The long border lining the walk to the front door is a fine example of why such borders should always be perpendicular to the house rather than parallel.  While looking down the length of the border from the house to the street you see none of the empty spaces that are inevitable in a mixed border.  Only when you are parallel to the border do you have an opportunity to examine all your mistakes.

The Long Border
Carrie’s long border covers the seasons from early spring bulbs, through peonies and iris in late spring, to phlox and its companions in the summer.  The hefty viburnum anchoring the corner of the front steps is replicated in the long border by baptisia and a few sub-shrubs that serve the same purpose.

Alongside the house is a crowded group of spirea ready for division, leading to a trellised alcove, the first of a number of garden “rooms.”  Directly off the sunroom, the trellis is graced by an apple tree, espaliered by Carrie.  About 9 x12, this small room is perfect for a morning coffee, or afternoon tea and a nap.

The Sunroom Terrace

The Shed's Interior
The aforementioned sunroom is ideal for a writer, but it is a shed in the garden that has captured the writer’s heart in Carrie.  “I thought I would be able to write there, like Virginia Wolfe did at her writing lodge at Monk House in East Sussex.   It has become instead a theatre of memory, filled with souvenirs of travel and sentimental objects considered too personal for the more public rooms.  

The Shed's Exterior
The shed is added onto periodically, but still remains unused. Two windows were given as a birthday gift from an admirer long and sadly gone.  A daughter’s desk occupies one end of the shed; a bench sits outside the door for contemplating the garden and the passage of time, which is unavoidable while sitting on a garden bench.

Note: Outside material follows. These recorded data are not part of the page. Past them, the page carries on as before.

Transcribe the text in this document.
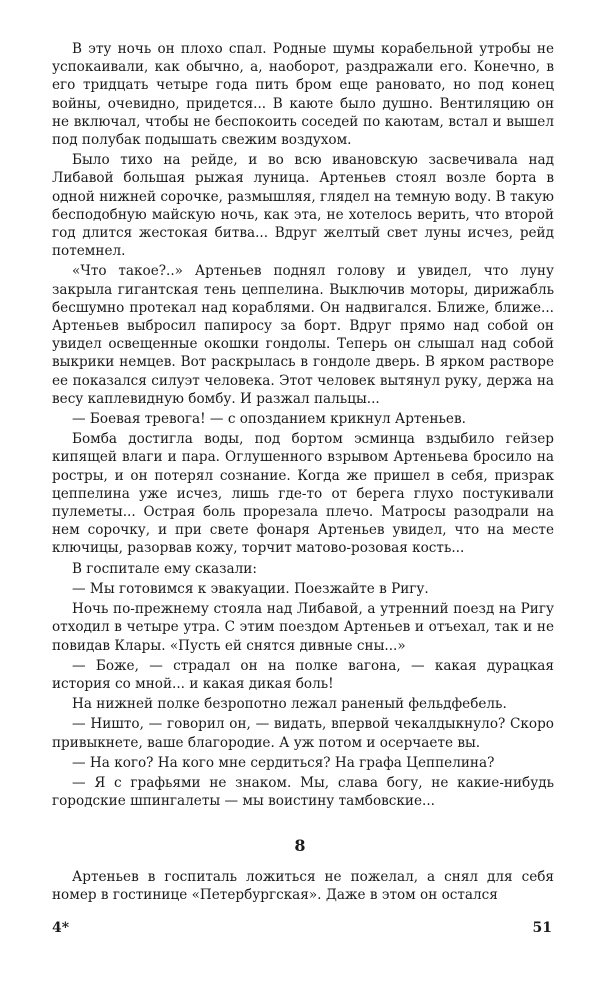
В эту ночь он плохо спал. Родные шумы корабельной утробы не успокаивали, как обычно, а, наоборот, раздражали его. Конечно, в его тридцать четыре года пить бром еще рановато, но под конец войны, очевидно, придется... В каюте было душно. Вентиляцию он не включал, чтобы не беспокоить соседей по каютам, встал и вышел под полубак подышать свежим воздухом.

Было тихо на рейде, и во всю ивановскую засвечивала над Либавой большая рыжая луница. Артеньев стоял возле борта в одной нижней сорочке, размышляя, глядел на темную воду. В такую бесподобную майскую ночь, как эта, не хотелось верить, что второй год длится жестокая битва... Вдруг желтый свет луны исчез, рейд потемнел.

«Что такое?..» Артеньев поднял голову и увидел, что луну закрыла гигантская тень цеппелина. Выключив моторы, дирижабль бесшумно протекал над кораблями. Он надвигался. Ближе, ближе... Артеньев выбросил папиросу за борт. Вдруг прямо над собой он увидел освещенные окошки гондолы. Теперь он слышал над собой выкрики немцев. Вот раскрылась в гондоле дверь. В ярком растворе ее показался силуэт человека. Этот человек вытянул руку, держа на весу каплевидную бомбу. И разжал пальцы...

— Боевая тревога! — с опозданием крикнул Артеньев.

Бомба достигла воды, под бортом эсминца вздыбило гейзер кипящей влаги и пара. Оглушенного взрывом Артеньева бросило на ростры, и он потерял сознание. Когда же пришел в себя, призрак цеппелина уже исчез, лишь где-то от берега глухо постукивали пулеметы... Острая боль прорезала плечо. Матросы разодрали на нем сорочку, и при свете фонаря Артеньев увидел, что на месте ключицы, разорвав кожу, торчит матово-розовая кость...

В госпитале ему сказали:

— Мы готовимся к эвакуации. Поезжайте в Ригу.

Ночь по-прежнему стояла над Либавой, а утренний поезд на Ригу отходил в четыре утра. С этим поездом Артеньев и отъехал, так и не повидав Клары. «Пусть ей снятся дивные сны...»

— Боже, — страдал он на полке вагона, — какая дурацкая история со мной... и какая дикая боль!

На нижней полке безропотно лежал раненый фельдфебель.

— Ништо, — говорил он, — видать, впервой чекалдыкнуло? Скоро привыкнете, ваше благородие. А уж потом и осерчаете вы.

— На кого? На кого мне сердиться? На графа Цеппелина?

— Я с графьями не знаком. Мы, слава богу, не какие-нибудь городские шпингалеты — мы воистину тамбовские...

8

Артеньев в госпиталь ложиться не пожелал, а снял для себя номер в гостинице «Петербургская». Даже в этом он остался

4*	51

And so the editor steps in.  Gardens are not static, and for every gardener there is a moment when just enough becomes too much.  The small ornamental trees are battling with the street trees.  Perhaps the formal herb garden in the middle of the rear garden should be replaced with a calm lawn.  Perhaps the vines, if thinned, would let a little air in.  Isn’t the once-sheltering clematis now a shroud?  Have the roses on the trellis stopped blooming?

The editor begins to edit, but it requires learning a new vocabulary and a new language.  Plants are not as orderly as words and sentences, but that is what second lives are all about, isn’t it?